Wednesday, February 1

6 Steps to Winterize Your Haircare Routine for Stronger, Shinier Hair

Winter is hard on our hair. Not only is the air excessively cold and dry, which leeches moisture from our strands (and our skin), but also we’re exposing our hair to heat tools more often and roughing it up with hats, scarves, and headbands. It’s no surprise that we see the classic signs of damage appear. We’re talking about split ends, rough texture, and breakage.  Where does that leave us in the quest for stronger, shinier hair? Despite the obstacles presented, we don’t have to throw up our hands in defeat and accept damaged, lackluster strands. We just need to winterize our haircare routines. That’s right; like our skin, our hair requires a slightly different routine to stay strong and healthy in the cold months. All it takes is a few product swaps and additions to help our hair thrive. Keep scrolling to see six steps to winterize your haircare routine, according to expert hairstylists. 

Celebrity hairstylist Sam Bentson for Unite Hair says one of her top winter hair tips is to invest in a showerhead filter. “The drier your hair is from the weather, the more prone to damage and breakage your hair can be,” she says. “For climates that are already prone to dryness, it is critical to use moisturizing treatments and shampoos and conditioners year-round to protect your hair. Ways to ensure your shampoos and conditioner’s efficacy is to use a water softener. If you can’t afford the full system, they make showerheads so while showering, you protect your hair, skin, and nails from excess damage. My clients that have made the change swear by the difference they see in their hair.” 

The next winter hair tip comes from celebrity hairstylist Mary Kendall for Unite Hair and Eric Delapenha, founder and CEO of The Hair Lab. Both recommend switching over to a moisturizing shampoo and conditioner if you’re not using one already. 

Due to cooler temperatures and increased wind during the winter, our hair becomes more sensitive to the elements and often becomes brittle and dry,” Kendall says. “It’s super important to care extra for all hair types during this time, but I find that curly hair, blondes, and color-treated hair get the most affected by this.” 

Delapenha agrees, adding that you should avoid shampoo and conditioners with harsh sulfates. In order to increase the moisture and reduce frizz during these cold months, a great starting point is to avoid using shampoos that contain harsh, cleansing sulfates (SLS or SLES),” he says. “These harsh cleansing ingredients strip the hair of its natural oils and exacerbate winter hair concerns like frizz and dryness.” 

I always tell my clients to compare their hair to their favorite T-shirt,” Kendall says. “Would you wash it every day and not expect it to start to fade or start running and tearing? Your hair is the same way. I highly encourage clients to stray away from washing their hair every day. When you have a washday, I always recommend doing two shampoos—one to release the dirt and oils and the second to let the product do its job without all the oil in the way. This also gives you a few extra days between washing, and you will find your hair gets way less greasy between washes.”
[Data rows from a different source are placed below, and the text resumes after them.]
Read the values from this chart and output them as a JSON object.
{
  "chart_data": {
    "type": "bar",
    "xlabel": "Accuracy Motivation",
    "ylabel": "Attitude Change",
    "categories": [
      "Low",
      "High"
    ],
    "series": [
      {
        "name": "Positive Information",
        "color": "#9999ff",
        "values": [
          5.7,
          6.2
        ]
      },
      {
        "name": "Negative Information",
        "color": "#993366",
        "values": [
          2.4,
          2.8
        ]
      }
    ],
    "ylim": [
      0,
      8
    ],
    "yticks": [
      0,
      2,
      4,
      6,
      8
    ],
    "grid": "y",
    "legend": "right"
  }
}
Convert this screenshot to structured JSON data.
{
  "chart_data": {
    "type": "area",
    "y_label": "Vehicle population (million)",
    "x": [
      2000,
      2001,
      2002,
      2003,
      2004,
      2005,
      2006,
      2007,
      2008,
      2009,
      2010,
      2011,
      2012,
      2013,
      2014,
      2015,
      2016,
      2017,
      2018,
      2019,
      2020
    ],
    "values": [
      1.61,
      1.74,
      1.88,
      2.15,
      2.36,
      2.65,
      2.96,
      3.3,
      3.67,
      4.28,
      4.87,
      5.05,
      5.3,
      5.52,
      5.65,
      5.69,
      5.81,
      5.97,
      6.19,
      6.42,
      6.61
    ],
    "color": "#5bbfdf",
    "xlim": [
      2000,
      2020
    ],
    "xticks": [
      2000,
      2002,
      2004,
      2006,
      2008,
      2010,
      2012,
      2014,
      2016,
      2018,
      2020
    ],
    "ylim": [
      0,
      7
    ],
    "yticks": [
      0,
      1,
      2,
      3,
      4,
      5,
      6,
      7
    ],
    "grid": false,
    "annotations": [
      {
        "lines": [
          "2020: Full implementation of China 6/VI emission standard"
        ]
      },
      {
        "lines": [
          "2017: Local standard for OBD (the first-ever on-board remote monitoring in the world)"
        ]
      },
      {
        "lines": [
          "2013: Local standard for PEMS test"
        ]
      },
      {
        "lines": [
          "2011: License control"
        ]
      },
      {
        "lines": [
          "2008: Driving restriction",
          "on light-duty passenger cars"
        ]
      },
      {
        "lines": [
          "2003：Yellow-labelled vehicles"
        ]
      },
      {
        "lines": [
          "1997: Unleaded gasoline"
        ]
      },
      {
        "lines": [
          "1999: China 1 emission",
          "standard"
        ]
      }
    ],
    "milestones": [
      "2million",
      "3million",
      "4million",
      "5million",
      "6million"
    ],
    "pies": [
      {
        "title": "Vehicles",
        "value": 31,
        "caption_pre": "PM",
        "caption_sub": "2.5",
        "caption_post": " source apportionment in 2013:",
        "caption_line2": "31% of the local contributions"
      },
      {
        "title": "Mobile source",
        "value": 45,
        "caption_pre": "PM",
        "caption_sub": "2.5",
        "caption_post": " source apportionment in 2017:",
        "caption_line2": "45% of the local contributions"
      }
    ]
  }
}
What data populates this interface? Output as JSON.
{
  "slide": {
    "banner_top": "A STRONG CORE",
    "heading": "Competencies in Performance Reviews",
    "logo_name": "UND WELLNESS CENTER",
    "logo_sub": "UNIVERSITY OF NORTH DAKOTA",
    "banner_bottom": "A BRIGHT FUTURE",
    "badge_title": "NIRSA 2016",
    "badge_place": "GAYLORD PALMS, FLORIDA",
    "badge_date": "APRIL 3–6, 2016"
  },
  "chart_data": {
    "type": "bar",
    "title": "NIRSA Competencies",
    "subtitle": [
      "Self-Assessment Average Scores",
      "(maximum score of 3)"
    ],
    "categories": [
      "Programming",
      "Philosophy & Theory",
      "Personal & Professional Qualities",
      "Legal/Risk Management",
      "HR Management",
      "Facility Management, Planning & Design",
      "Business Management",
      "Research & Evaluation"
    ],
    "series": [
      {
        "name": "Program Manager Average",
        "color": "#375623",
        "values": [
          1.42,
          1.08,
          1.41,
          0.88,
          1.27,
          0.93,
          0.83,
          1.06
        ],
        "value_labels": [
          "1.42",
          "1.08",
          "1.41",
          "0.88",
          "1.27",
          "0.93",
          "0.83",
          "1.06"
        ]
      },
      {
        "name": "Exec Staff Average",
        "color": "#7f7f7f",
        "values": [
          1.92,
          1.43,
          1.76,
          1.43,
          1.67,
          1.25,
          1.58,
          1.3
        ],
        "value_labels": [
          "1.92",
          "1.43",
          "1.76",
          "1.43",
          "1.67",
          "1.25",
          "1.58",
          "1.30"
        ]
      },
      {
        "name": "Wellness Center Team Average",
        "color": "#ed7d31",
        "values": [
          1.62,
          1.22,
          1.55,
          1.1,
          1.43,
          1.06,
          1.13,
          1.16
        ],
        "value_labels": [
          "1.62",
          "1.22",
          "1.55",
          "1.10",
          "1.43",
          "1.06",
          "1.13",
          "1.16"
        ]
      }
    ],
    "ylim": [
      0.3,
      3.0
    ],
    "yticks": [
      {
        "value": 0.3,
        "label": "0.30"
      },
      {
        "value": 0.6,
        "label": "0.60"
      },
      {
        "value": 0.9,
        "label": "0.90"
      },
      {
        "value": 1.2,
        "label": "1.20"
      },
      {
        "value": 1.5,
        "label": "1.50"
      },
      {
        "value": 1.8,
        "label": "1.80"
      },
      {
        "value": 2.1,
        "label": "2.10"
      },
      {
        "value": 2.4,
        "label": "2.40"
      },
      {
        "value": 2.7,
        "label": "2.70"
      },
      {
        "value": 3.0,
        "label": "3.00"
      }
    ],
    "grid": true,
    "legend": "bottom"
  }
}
Bentson agrees. “Oftentimes, people that have greasy hair shower daily. This causes the hair to build up excessive oils. To train your hair out of the oil buildup is hard, but dry shampoo will be your best friend,” she says. “A great wash schedule would be two to three times per week instead of daily.”

“Our hair is fragile, and we put it through a lot with hard water, harsh shampoos, heat styling, pulling our hair into topknots, etc.,” Bentson says. “Masks help protect our hair from ourselves; it’s insurance. We want our hair to have strength and elasticity for whatever we put it up against.”

Celebrity hairstylist Bobby Eliot says heat protectant is a must all year round, but especially in the winter. “In the winter months, people tend to use heat on their hair more. There is more blow drying and heat styling, so it’s important to protect your hair from the heat.” He says he “absolutely loves” this serum “because it prevents damage, helps to repair hair, and protects it from heat.” 

Winter months also cause our skin to dry out,” Kendall says. “Especially our scalps since they often get neglected for hydration, thus causing dandruff, which is everyone’s worst nightmare. So how do we prevent this? Scalp massages are great for stimulating growth and keeping your natural oils flowing.” 

She loves this serum, which she specifically recommends for hair growth. “I also love to use essential oils as a treatment for my scalp. I typically take a mixture of tea tree, peppermint, and eucalyptus oil; section off my hair into four parts; and put a few drops of each along these sections. Then I take a few minutes to massage it all evenly into my scalp, sleep with it in, and shampoo and condition in the morning. Not only is this great for scalp stimulation, but this will also reset your pH to get rid of any dryness that could be causing your dandruff.”